Le traitement de la polychondrite est mal codifié en raison de la
rareté de la maladie. Il repose sur la corticothérapie utilisée par
voie systémique, à des posologies qui varient en fonction du type
d’atteinte. Les immunosuppresseurs (azathioprine, cyclophos-
phamide) sont justifiés dans les atteintes vasculaires sévères.
Le méthotrexate peut être utilisé pour éviter la cortisone (9).

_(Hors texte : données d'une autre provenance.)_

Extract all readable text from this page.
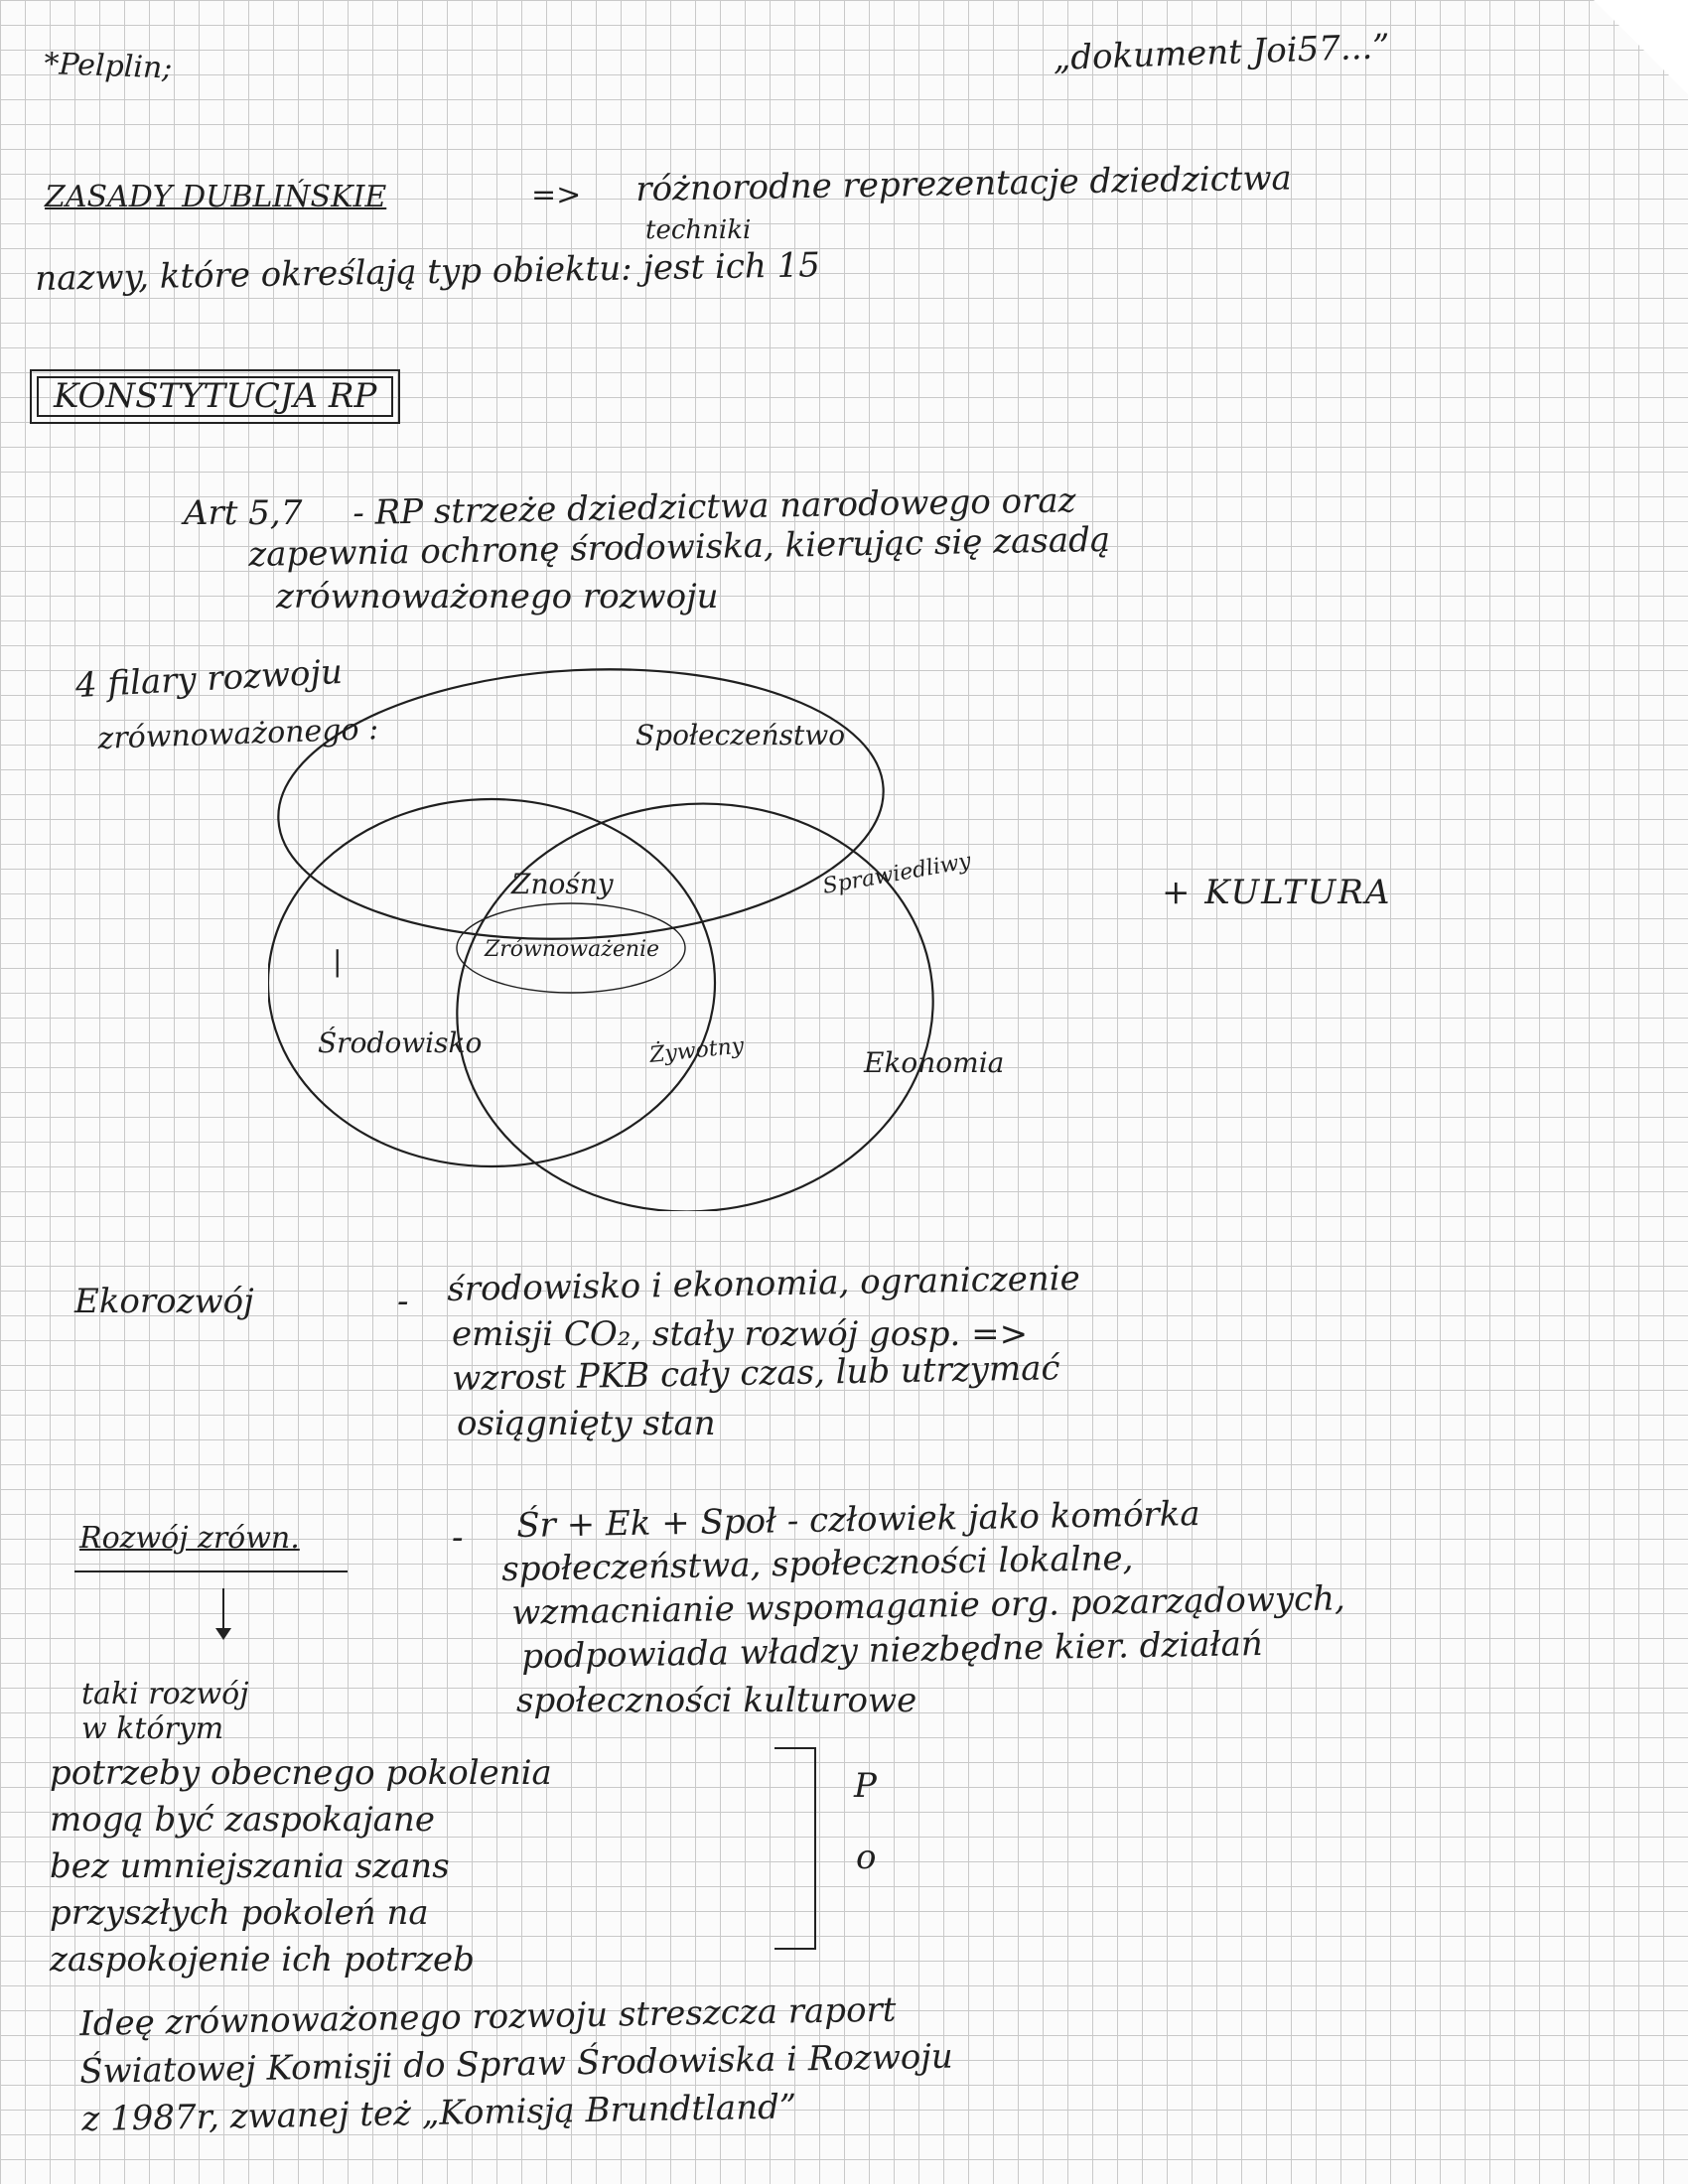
*Pelplin;	„dokument Joi57...”
ZASADY DUBLIŃSKIE	=> różnorodne reprezentacje dziedzictwa
techniki
nazwy, które określają typ obiektu: jest ich 15
KONSTYTUCJA RP
Art 5,7 - RP strzeże dziedzictwa narodowego oraz
zapewnia ochronę środowiska, kierując się zasadą
zrównoważonego rozwoju
4 filary rozwoju
zrównoważonego :	Społeczeństwo
Środowisko
Ekonomia
Znośny	Sprawiedliwy
Żywotny
Zrównoważenie
|
+ KULTURA
Ekorozwój	- środowisko i ekonomia, ograniczenie
emisji CO₂, stały rozwój gosp. =>
wzrost PKB cały czas, lub utrzymać
osiągnięty stan
Rozwój zrówn.	- Śr + Ek + Społ - człowiek jako komórka
społeczeństwa, społeczności lokalne,
wzmacnianie wspomaganie org. pozarządowych,
podpowiada władzy niezbędne kier. działań
społeczności kulturowe
taki rozwój
w którym
potrzeby obecnego pokolenia
mogą być zaspokajane
bez umniejszania szans
przyszłych pokoleń na
zaspokojenie ich potrzeb
P
o
Ideę zrównoważonego rozwoju streszcza raport
Światowej Komisji do Spraw Środowiska i Rozwoju
z 1987r, zwanej też „Komisją Brundtland”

D’autres traitements comme les échanges plasmatiques et les
très modernes thérapies biologiques (les inhibiteurs du TNFα,
l’inhibiteur du récepteur de l’IL-6, l’antagoniste du récepteur de
l’IL-1) ont été testés avec de bons résultats, mais le nombre de
patients est à ce jour trop faible pour évaluer leur intérêt.
Conclusion
La polychondrite atrophiante est une maladie rare. Les
manifestations ORL liées aux atteintes cartilagineuses
peuvent être révélatrices de la maladie. Une fois le diagnostic
évoqué, une prise en charge rapide et multidisciplinaire
permet d’améliorer le pronostic, aussi bien en ce qui concerne
le handicap auditif que les atteintes systémiques.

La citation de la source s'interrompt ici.